New Jersey Devils: Brodeur Needs To Stop Playing so Many Games

Metro HockeyCorrespondent IJanuary 6, 2010

He has the most wins, most shutouts, most games played, and most minutes played by an NHL goaltender in the history of the league. The question is, why is he still continuing to play in every single game in the regular season? Martin Brodeur has started in twenty straight games and thirty-seven out of forty on the season. He is thirty five years old and no longer in the prime of his career.

So why is this occurring?

This question is being asked by many because he is coming off an injury plagued season last year in which he played mostly in the second half. He has looked tired and burnt-out in every playoff year since 2003, the last time the Devils won a Stanley Cup and made it past the second round. Brodeur has accomplished so much in the NHL that it is time for him to cut back on his playing time, he needs to know when to give it a rest.

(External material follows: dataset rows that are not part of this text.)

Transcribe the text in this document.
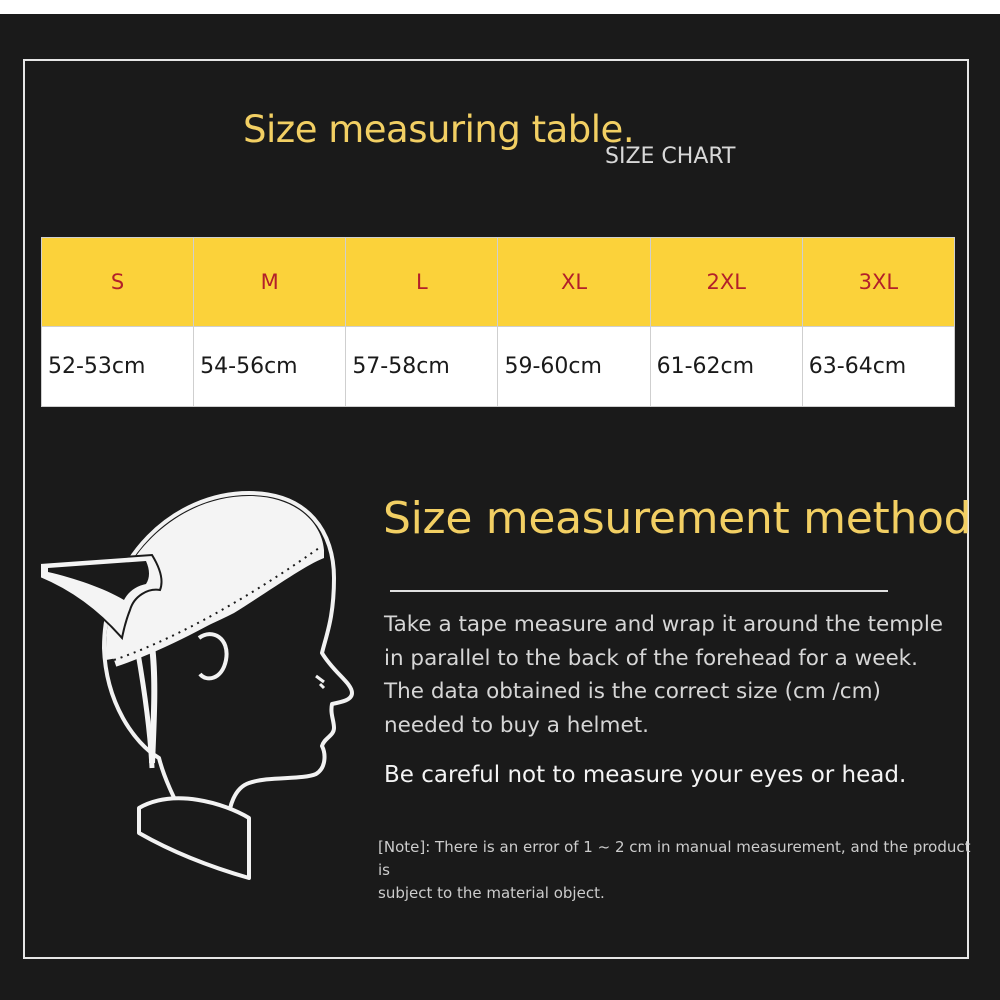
Size measuring table.
SIZE CHART
S	M	L	XL	2XL	3XL
52-53cm	54-56cm	57-58cm	59-60cm	61-62cm	63-64cm
Size measurement method

Take a tape measure and wrap it around the temple
in parallel to the back of the forehead for a week.
The data obtained is the correct size (cm /cm)
needed to buy a helmet.

Be careful not to measure your eyes or head.

[Note]: There is an error of 1 ~ 2 cm in manual measurement, and the product is
subject to the material object.
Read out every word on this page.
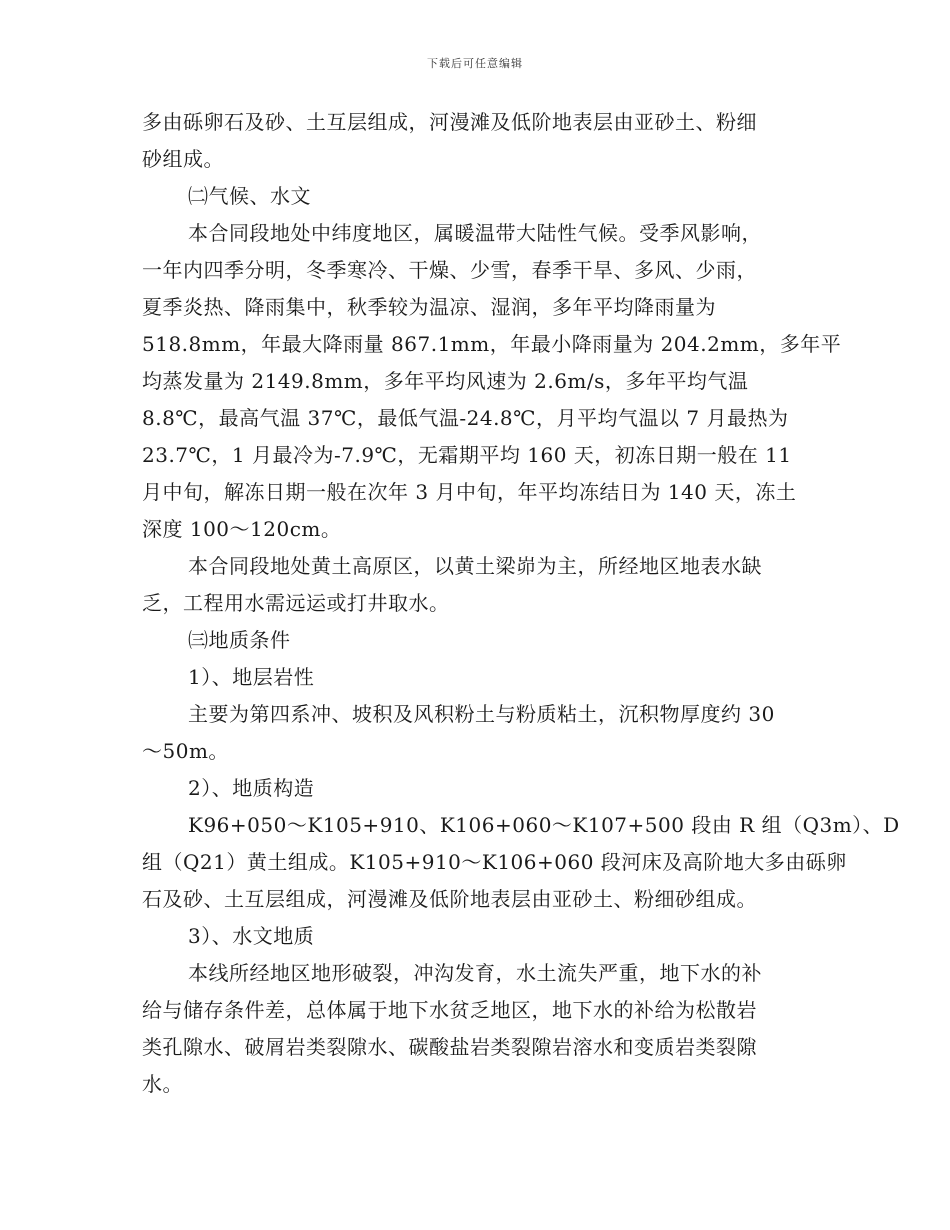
下载后可任意编辑
多由砾卵石及砂、土互层组成，河漫滩及低阶地表层由亚砂土、粉细
砂组成。
㈡气候、水文
本合同段地处中纬度地区，属暖温带大陆性气候。受季风影响，
一年内四季分明，冬季寒冷、干燥、少雪，春季干旱、多风、少雨，
夏季炎热、降雨集中，秋季较为温凉、湿润，多年平均降雨量为
518.8mm，年最大降雨量 867.1mm，年最小降雨量为 204.2mm，多年平
均蒸发量为 2149.8mm，多年平均风速为 2.6m/s，多年平均气温
8.8℃，最高气温 37℃，最低气温-24.8℃，月平均气温以 7 月最热为
23.7℃，1 月最冷为-7.9℃，无霜期平均 160 天，初冻日期一般在 11
月中旬，解冻日期一般在次年 3 月中旬，年平均冻结日为 140 天，冻土
深度 100～120cm。
本合同段地处黄土高原区，以黄土梁峁为主，所经地区地表水缺
乏，工程用水需远运或打井取水。
㈢地质条件
1）、地层岩性
主要为第四系冲、坡积及风积粉土与粉质粘土，沉积物厚度约 30
～50m。
2）、地质构造
K96+050～K105+910、K106+060～K107+500 段由 R 组（Q3m）、D
组（Q21）黄土组成。K105+910～K106+060 段河床及高阶地大多由砾卵
石及砂、土互层组成，河漫滩及低阶地表层由亚砂土、粉细砂组成。
3）、水文地质
本线所经地区地形破裂，冲沟发育，水土流失严重，地下水的补
给与储存条件差，总体属于地下水贫乏地区，地下水的补给为松散岩
类孔隙水、破屑岩类裂隙水、碳酸盐岩类裂隙岩溶水和变质岩类裂隙
水。
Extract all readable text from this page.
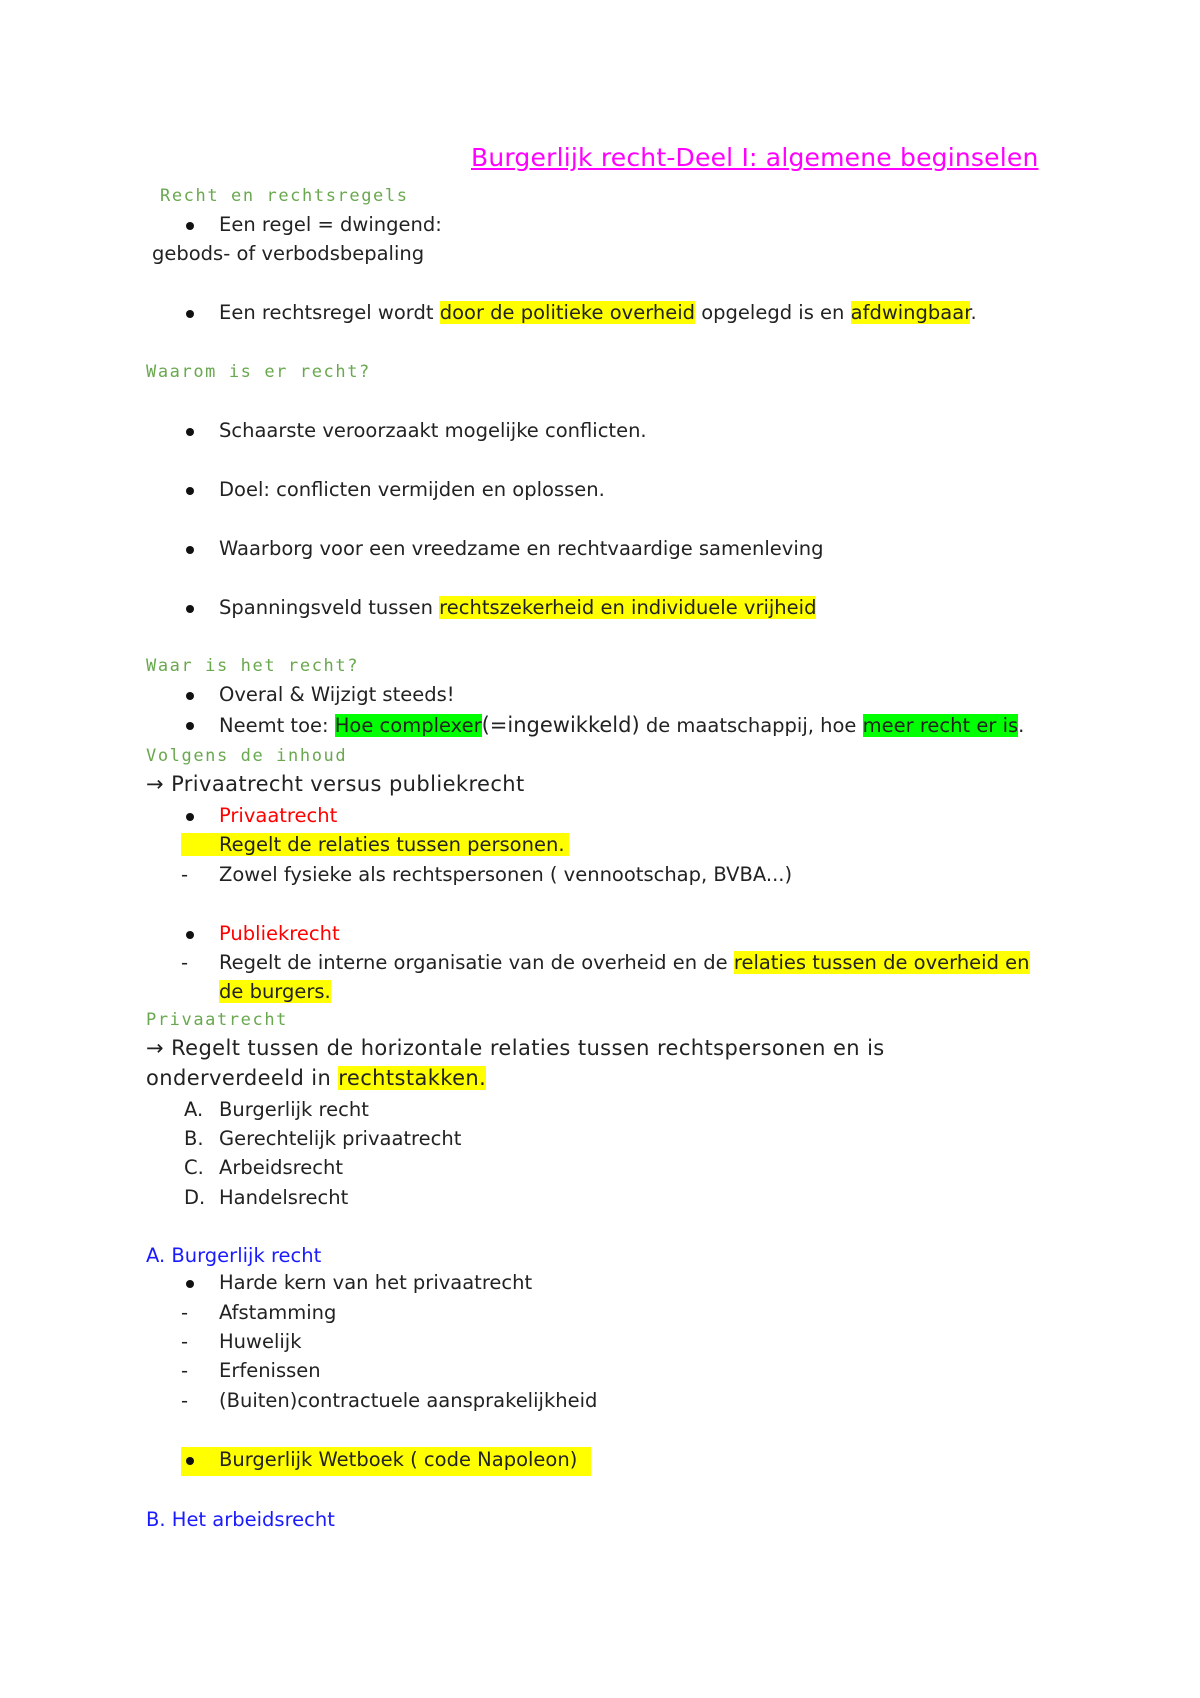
Burgerlijk recht-Deel I: algemene beginselen
Recht en rechtsregels
Een regel = dwingend:
gebods- of verbodsbepaling
Een rechtsregel wordt door de politieke overheid opgelegd is en afdwingbaar.
Waarom is er recht?
Schaarste veroorzaakt mogelijke conflicten.
Doel: conflicten vermijden en oplossen.
Waarborg voor een vreedzame en rechtvaardige samenleving
Spanningsveld tussen rechtszekerheid en individuele vrijheid
Waar is het recht?
Overal & Wijzigt steeds!
Neemt toe: Hoe complexer(=ingewikkeld) de maatschappij, hoe meer recht er is.
Volgens de inhoud
→ Privaatrecht versus publiekrecht
Privaatrecht
Regelt de relaties tussen personen.
- Zowel fysieke als rechtspersonen ( vennootschap, BVBA...)
Publiekrecht
- Regelt de interne organisatie van de overheid en de relaties tussen de overheid en
de burgers.
Privaatrecht
→ Regelt tussen de horizontale relaties tussen rechtspersonen en is
onderverdeeld in rechtstakken.
A. Burgerlijk recht
B. Gerechtelijk privaatrecht
C. Arbeidsrecht
D. Handelsrecht
A. Burgerlijk recht
Harde kern van het privaatrecht
- Afstamming
- Huwelijk
- Erfenissen
- (Buiten)contractuele aansprakelijkheid
Burgerlijk Wetboek ( code Napoleon)
B. Het arbeidsrecht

If Canada wants to have any shot at winning gold in the 2010 Winter Olympics, coming up this February, Brodeur will be their number one starter. That means he could be playing an additional five to seven unnecessary games, which could add to his fatigue. There is also a further risk of injury, so how do you think he will hold up when he returns from Vancouver in March after playing virtually the entire first half of the NHL season combined with that?

It is time to give Yann Danis more playing time. On the league worst and terrible defensively New York Islanders last season, Danis was able to compile a 10-17-3 record with a very good goals against average of 2.86 and an even better save percentage of .910. He also happens to be 3-0-0 this season in the limited amount of starts he has been given.

At this stage in Brodeur's career, he should not be playing as many games as he has been playing. The body can only take so much over the years as he has started 72 or more games in nine out of the last ten seasons. He would have done it last year also, if not for a freak injury.

But not all blame should be on Brodeur; every coach he has ever had has always given in to his demands to be the starter every night. As a Stanley Cup winning coach he should recognize that he needs to stand up to Brodeur and sit him for a certain number of games whether he likes it or not.